J’ai été fort occupé, et ensuite j’ai été malade cela m’ôtait la liberté d’esprit nécessaire pour écrire ces lettres moitié prose et moitié vers, qui me coûtent beaucoup plus qu’au roi. Je n’ai point d’imagination quand je suis malade, et il faut que je demande quartier. Ce commerce épistolaire est plus vif que jamais. Je ne reviens point de mon étonnement de recevoir des lettres pleines de plaisanteries du camp de Mollwitz et d’Ottmachau. Vous pensez bien que votre prise n’a pas été oubliée dans les lettres du roi ; mais il n’y a rien qui doive vous déplaire, et, s’il parle de votre aventure comme aurait fait l’abbé de Chaulieu, je me flatte qu’il en a usé ou en usera avec vous comme eût fait Louis XIV mais, encore une fois, il fallait passer par Bruxelles pour se dire sur cela tout ce qu’on peut se dire.

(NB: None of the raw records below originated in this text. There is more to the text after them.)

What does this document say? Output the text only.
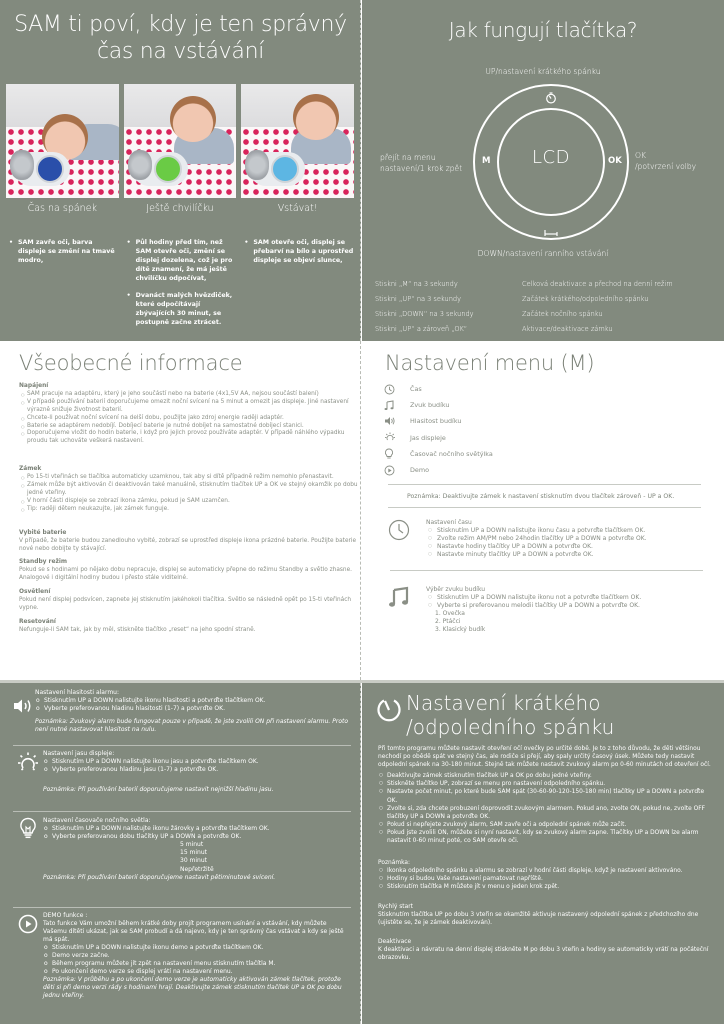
SAM ti poví, kdy je ten správný čas na vstávání
Čas na spánek	Ještě chvilíčku	Vstávat!
• SAM zavře oči, barva displeje se změní na tmavě modro,
• Půl hodiny před tím, než SAM otevře oči, změní se displej dozelena, což je pro dítě znamení, že má ještě chvilíčku odpočívat,
• Dvanáct malých hvězdiček, které odpočítávají zbývajících 30 minut, se postupně začne ztrácet.
• SAM otevře oči, displej se přebarví na bílo a uprostřed displeje se objeví slunce,
Jak fungují tlačítka?
UP/nastavení krátkého spánku
LCD
M	OK
přejít na menu nastavení/1 krok zpět
OK
/potvrzení volby
DOWN/nastavení ranního vstávání
Stiskni „M“ na 3 sekundy	Celková deaktivace a přechod na denní režim
Stiskni „UP“ na 3 sekundy	Začátek krátkého/odpoledního spánku
Stiskni „DOWN“ na 3 sekundy	Začátek nočního spánku
Stiskni „UP“ a zároveň „OK“	Aktivace/deaktivace zámku
Všeobecné informace
Napájení
○ SAM pracuje na adaptéru, který je jeho součástí nebo na baterie (4x1,5V AA, nejsou součástí balení)
○ V případě používání baterií doporučujeme omezit noční svícení na 5 minut a omezit jas displeje. Jiné nastavení výrazně snižuje životnost baterií.
○ Chcete-li používat noční svícení na delší dobu, použijte jako zdroj energie raději adaptér.
○ Baterie se adaptérem nedobíjí. Dobíjecí baterie je nutné dobíjet na samostatné dobíjecí stanici.
○ Doporučujeme vložit do hodin baterie, i když pro jejich provoz používáte adaptér. V případě náhlého výpadku proudu tak uchováte veškerá nastavení.
Zámek
○ Po 15-ti vteřinách se tlačítka automaticky uzamknou, tak aby si dítě případně režim nemohlo přenastavit.
○ Zámek může být aktivován či deaktivován také manuálně, stisknutím tlačítek UP a OK ve stejný okamžik po dobu jedné vteřiny.
○ V horní části displeje se zobrazí ikona zámku, pokud je SAM uzamčen.
○ Tip: raději dětem neukazujte, jak zámek funguje.
Vybité baterie

V případě, že baterie budou zanedlouho vybité, zobrazí se uprostřed displeje ikona prázdné baterie. Použijte baterie nové nebo dobijte ty stávající.

Standby režim

Pokud se s hodinami po nějako dobu nepracuje, displej se automaticky přepne do režimu Standby a světlo zhasne. Analogové i digitální hodiny budou i přesto stále viditelné.

Osvětlení

Pokud není displej podsvícen, zapnete jej stisknutím jakéhokoli tlačítka. Světlo se následně opět po 15-ti vteřinách vypne.

Resetování

Nefunguje-li SAM tak, jak by měl, stiskněte tlačítko „reset“ na jeho spodní straně.

Nastavení menu (M)
Čas
Zvuk budíku
Hlasitost budíku
Jas displeje
Časovač nočního světýlka
Demo
Poznámka: Deaktivujte zámek k nastavení stisknutím dvou tlačítek zároveň - UP a OK.
Nastavení času
○ Stisknutím UP a DOWN nalistujte ikonu času a potvrďte tlačítkem OK.
○ Zvolte režim AM/PM nebo 24hodin tlačítky UP a DOWN a potvrďte OK.
○ Nastavte hodiny tlačítky UP a DOWN a potvrďte OK.
○ Nastavte minuty tlačítky UP a DOWN a potvrďte OK.
Výběr zvuku budíku
○ Stisknutím UP a DOWN nalistujte ikonu not a potvrďte tlačítkem OK.
○ Vyberte si preferovanou melodii tlačítky UP a DOWN a potvrďte OK.
1. Ovečka
2. Ptáčci
3. Klasický budík
Nastavení hlasitosti alarmu:
o Stisknutím UP a DOWN nalistujte ikonu hlasitosti a potvrďte tlačítkem OK.
o Vyberte preferovanou hladinu hlasitosti (1-7) a potvrďte OK.
Poznámka: Zvukový alarm bude fungovat pouze v případě, že jste zvolili ON při nastavení alarmu. Proto není nutné nastavovat hlasitost na nulu.
Nastavení jasu displeje:
o Stisknutím UP a DOWN nalistujte ikonu jasu a potvrďte tlačítkem OK.
o Vyberte preferovanou hladinu jasu (1-7) a potvrďte OK.
Poznámka: Při používání baterií doporučujeme nastavit nejnižší hladinu jasu.
Nastavení časovače nočního světla:
o Stisknutím UP a DOWN nalistujte ikonu žárovky a potvrďte tlačítkem OK.
o Vyberte preferovanou dobu tlačítky UP a DOWN a potvrďte OK.
5 minut
15 minut
30 minut
Nepřetržitě
Poznámka: Při používání baterií doporučujeme nastavit pětiminutové svícení.
DEMO funkce :

Tato funkce Vám umožní během krátké doby projít programem usínání a vstávání, kdy můžete Vašemu dítěti ukázat, jak se SAM probudí a dá najevo, kdy je ten správný čas vstávat a kdy se ještě má spát.

o Stisknutím UP a DOWN nalistujte ikonu demo a potvrďte tlačítkem OK.
o Demo verze začne.
o Během programu můžete jít zpět na nastavení menu stisknutím tlačítla M.
o Po ukončení demo verze se displej vrátí na nastavení menu.
Poznámka: V průběhu a po ukončení demo verze je automaticky aktivován zámek tlačítek, protože děti si při demo verzi rády s hodinami hrají. Deaktivujte zámek stisknutím tlačítek UP a OK po dobu jednu vteřiny.
Nastavení krátkého
/odpoledního spánku

Při tomto programu můžete nastavit otevření očí ovečky po určité době. Je to z toho důvodu, že děti většinou nechodí po obědě spát ve stejný čas, ale rodiče si přejí, aby spaly určitý časový úsek. Můžete tedy nastavit odpolední spánek na 30-180 minut. Stejně tak můžete nastavit zvukový alarm po 0-60 minutách od otevření očí.

○ Deaktivujte zámek stisknutím tlačítek UP a OK po dobu jedné vteřiny.
○ Stiskněte tlačítko UP, zobrazí se menu pro nastavení odpoledního spánku.
○ Nastavte počet minut, po které bude SAM spát (30-60-90-120-150-180 min) tlačítky UP a DOWN a potvrďte OK.
○ Zvolte si, zda chcete probuzení doprovodit zvukovým alarmem. Pokud ano, zvolte ON, pokud ne, zvolte OFF tlačítky UP a DOWN a potvrďte OK.
○ Pokud si nepřejete zvukový alarm, SAM zavře oči a odpolední spánek může začít.
○ Pokud jste zvolili ON, můžete si nyní nastavit, kdy se zvukový alarm zapne. Tlačítky UP a DOWN lze alarm nastavit 0-60 minut poté, co SAM otevře oči.
Poznámka:
○ Ikonka odpoledního spánku a alarmu se zobrazí v hodní části displeje, když je nastavení aktivováno.
○ Hodiny si budou Vaše nastavení pamatovat napříště.
○ Stisknutím tlačítka M můžete jít v menu o jeden krok zpět.
Rychlý start

Stisknutím tlačítka UP po dobu 3 vteřin se okamžitě aktivuje nastavený odpolední spánek z předchozího dne (ujistěte se, že je zámek deaktivován).

Deaktivace

K deaktivaci a návratu na denní displej stiskněte M po dobu 3 vteřin a hodiny se automaticky vrátí na počáteční obrazovku.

Mme du Châtelet[1] n’a point reçu une lettre qu’il me semble que vous dites lui avoir écrite de Francfort. Mandez-lui, elle vous en prie, si c’est de Francfort que vous lui avez écrit cette lettre qui n’est point parvenue jusqu’à elle, et si vous avez été instruit qu’on imprimât dans cette ville les Institutions de physique. M. de Crousaz[2], le philosophe le moins philosophe, et le bavard le plus bavard des Allemands, a écrit une énorme lettre à Mme du Châtelet, dont le résultat est qu’il n’est pas du sentiment de Leibnitz, parce qu’il est bon chrétien.

Je vous prie d’embrasser pour moi M. Clairaut. Je pourrais lui écrire une lettre à la Crousaz sur les forces vives ; je l’avais déjà commencée, mais je la lui épargne. Il me semble que tout est dit sur cela, que ce n’est plus qu’une question de nom.

Il n’en est pas ainsi de mes sentiments pour vous c’est la chose la plus décidée. Ne soyez jamais injuste avec moi, et soyez sûr que je vous aimerai toute ma vie.

  1. Cette dame avait écrit à Maupertuis, le 2 et le 29 mai 1741, des lettres qui font partie du recueil imprimé, en 1818, sous le titre de Lettres inédites de Mme la marquise du Châtelet.
  2. Voyez une note sur la lettre 968.